Dünya sıkıcı. Türkiye hüzünlü. Türkiye’nin gündemi içimizi acıtıyor. Bu garip ülkenin, gariplere sığınak olan can topraklarımızın güzelleştiğini, özgürleştiğini görmek istiyorum.
Ve fakat hüzünlüyüm.
***
İlhami Çiçek “Yalnız hüznü vardır kalbi olanın” diyor. İlhami Çiçek bize bir kalbimiz olduğunu hatırlatıyor, kalbimiz Türkiye’ye tebessüm ediyor. Türkiye hüznümüzü büyütüyor.
Nefes almak istiyorum ülkeme bakarak, hüznümüze, kalbimize bakarak.
***
Neşet Ertaş türkülerine sığınıyorum. Türkülerin kalbine bırakıyorum kendimi. Döne döne türkülere dönüyorum. Döne döne annemin söylediği ninnilere, türkülere dönüyorum.
Allah’a, ülkeme, hüznüme götüren ses annemin ninnilerinde, türkülerinde.
Annemin sesi toprağıma, kalbime götürüyor.
***
“Gönülden gönüle sır gizli gizli” diyor, Kırşehir’li büyük şair. Gönül gönüle tanışın, aşka yürüyün diyor. Daha ne desin.
Neşet Ertaş’ın sesi uzayıp gidiyor, kalbime inşirah veriyor.
***
Türküler kerim bir tarihten günümüze uzanan hüzün haberleridir. Onların bize işaret ettiği manevi alanı yaşatmalıyız mutlaka. Bizim türkülerimiz çokluğumuza, tekliğimize, hüzne, melale dayanır. Onlar kaybolunca garipliğimiz de aşk da kaybolur.
İnsanın ve kelimenin alnı açık, başı dik olması aşk ile mümkündür.
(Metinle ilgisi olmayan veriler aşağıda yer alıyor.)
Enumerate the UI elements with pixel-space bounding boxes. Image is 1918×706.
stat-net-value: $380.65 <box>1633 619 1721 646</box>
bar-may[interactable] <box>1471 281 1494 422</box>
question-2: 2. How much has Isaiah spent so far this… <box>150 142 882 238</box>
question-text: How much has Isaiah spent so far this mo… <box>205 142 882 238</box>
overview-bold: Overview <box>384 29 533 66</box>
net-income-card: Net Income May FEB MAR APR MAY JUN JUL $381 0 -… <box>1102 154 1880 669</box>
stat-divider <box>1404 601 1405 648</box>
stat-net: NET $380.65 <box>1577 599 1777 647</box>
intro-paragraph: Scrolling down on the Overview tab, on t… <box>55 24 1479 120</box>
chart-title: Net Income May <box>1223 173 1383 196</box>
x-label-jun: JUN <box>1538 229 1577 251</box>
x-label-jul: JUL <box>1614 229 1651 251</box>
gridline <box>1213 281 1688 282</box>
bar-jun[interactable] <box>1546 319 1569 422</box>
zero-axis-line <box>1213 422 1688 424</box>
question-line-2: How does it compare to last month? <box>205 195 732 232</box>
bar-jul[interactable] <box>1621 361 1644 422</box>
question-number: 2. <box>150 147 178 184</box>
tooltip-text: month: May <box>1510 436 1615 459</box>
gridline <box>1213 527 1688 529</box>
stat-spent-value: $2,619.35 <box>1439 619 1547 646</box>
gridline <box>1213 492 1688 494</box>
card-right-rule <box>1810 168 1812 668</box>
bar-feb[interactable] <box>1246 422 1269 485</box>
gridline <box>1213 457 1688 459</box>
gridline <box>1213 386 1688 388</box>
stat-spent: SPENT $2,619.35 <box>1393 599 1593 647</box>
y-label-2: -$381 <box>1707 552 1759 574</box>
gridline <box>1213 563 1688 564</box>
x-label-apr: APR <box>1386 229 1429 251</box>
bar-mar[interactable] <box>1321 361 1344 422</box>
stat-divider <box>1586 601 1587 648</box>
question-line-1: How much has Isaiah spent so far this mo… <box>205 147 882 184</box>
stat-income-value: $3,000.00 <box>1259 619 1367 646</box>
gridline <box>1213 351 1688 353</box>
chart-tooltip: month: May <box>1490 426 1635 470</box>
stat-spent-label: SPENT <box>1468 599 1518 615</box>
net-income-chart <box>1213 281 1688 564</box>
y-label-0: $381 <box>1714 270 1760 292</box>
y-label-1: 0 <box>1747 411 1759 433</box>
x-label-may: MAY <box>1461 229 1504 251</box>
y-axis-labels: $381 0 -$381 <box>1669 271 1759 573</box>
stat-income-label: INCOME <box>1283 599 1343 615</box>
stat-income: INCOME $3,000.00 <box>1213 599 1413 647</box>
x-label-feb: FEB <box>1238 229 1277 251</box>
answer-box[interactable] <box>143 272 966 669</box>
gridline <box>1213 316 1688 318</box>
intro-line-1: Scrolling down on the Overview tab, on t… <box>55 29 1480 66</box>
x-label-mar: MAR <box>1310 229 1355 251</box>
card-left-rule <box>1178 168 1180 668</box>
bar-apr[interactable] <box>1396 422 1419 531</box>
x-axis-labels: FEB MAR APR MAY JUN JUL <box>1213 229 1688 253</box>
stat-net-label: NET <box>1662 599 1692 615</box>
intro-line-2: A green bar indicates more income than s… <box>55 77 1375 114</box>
Türkü sadece müzik eşliğinde ifade edilen bir eğlence aracı değil. Eğlence aracı olmadığı için de tarihle, zamanla ve kaderle görülmesi gereken bir hususi hesap taşır. Bu bakımdan her türkü başına bir esenlik ve dünyadan ahrete uzanan bir duadır.
***
Ne diyorduk, zor zamanlarda ne zaman ki bir daralma hali benliğimizi kuşatsa işte o vakit limanına sığınacağımız, rıhtımında terennüm edeceğimiz büyülü sözler imdada yetişir.
İmdada Aşık Sümmani yetişir. Sümmani, Erzurum’un Narman kasabasında imparatorluk Osmanlı’sının son dönemlerinde, 1861’de doğmuş bu toprağın gariplerinden biri.
Bakar mısınız şu sözlere Allah aşkına?
Ervâh-ı ezelde levh-i kalemde
Bu benim bahtımı kara yazmışlar
Bilirim güldürmez devr-i âlemde
Bir günümü yüzbin zâra yazmışlar
Arif bilir aşk ehlinin hâlini (canân hâlini)
Kaldırır gönlünden kıl-ü kâlini
Herkes dosta yazmış arzuhâlini
Benimkini ürüzgara yazmışlar
Dünyayı sevenler veli değildir, canım değildir
Canı terkedenler deli değildir
İnsanoğlu gamdan hali değildir
Her birini bir efkara yazmışlar
Yazanlar Leylânın Mecnûn kitâbın
Sümmânî’yi bir kenara yazmışlar
***
“Herkes dosta yazmış arzuhâlini/Benimkini ürüzgara yazmışlar” derken dostumuz hüznünü rüzgara emanet ediyor.
Ya biz kimlere emanet edeceğiz?
Sümmani’nin sözleri dokundukça kanatıyor, kanattıkça şifa veriyor: “Yazanlar Leyla’nın Mecnun kitabın/Sümmani’yi bir kenara yazmışlar.”
Bir kenara yazılmak garipler safına yazılmaktır.
***
Gariplik dert sahibi olmaktır. İnsan dertleriyle garipleşir. Garip, ebedi yolculuğunda derdini azık edinir.
***
Bir garip hikayedir Adem. Cennetten hüzne düşmüştür. O, dünya sürgününün içinde, geldiği yere dönme hasretiyle yaşar. Aslında bu Adem’in aşka ilk dokunuşudur. Gurbete ilk dokunuşu, sılaya ilk varışıdır. Ana vatana dönünceye kadar da bu gurbet, bu hüzün yatağını arayan nehirler gibi denizlere akmaya devam eder.
Ondandır hüznümüz, dünya gurbetinde nehirler gibi akışımız.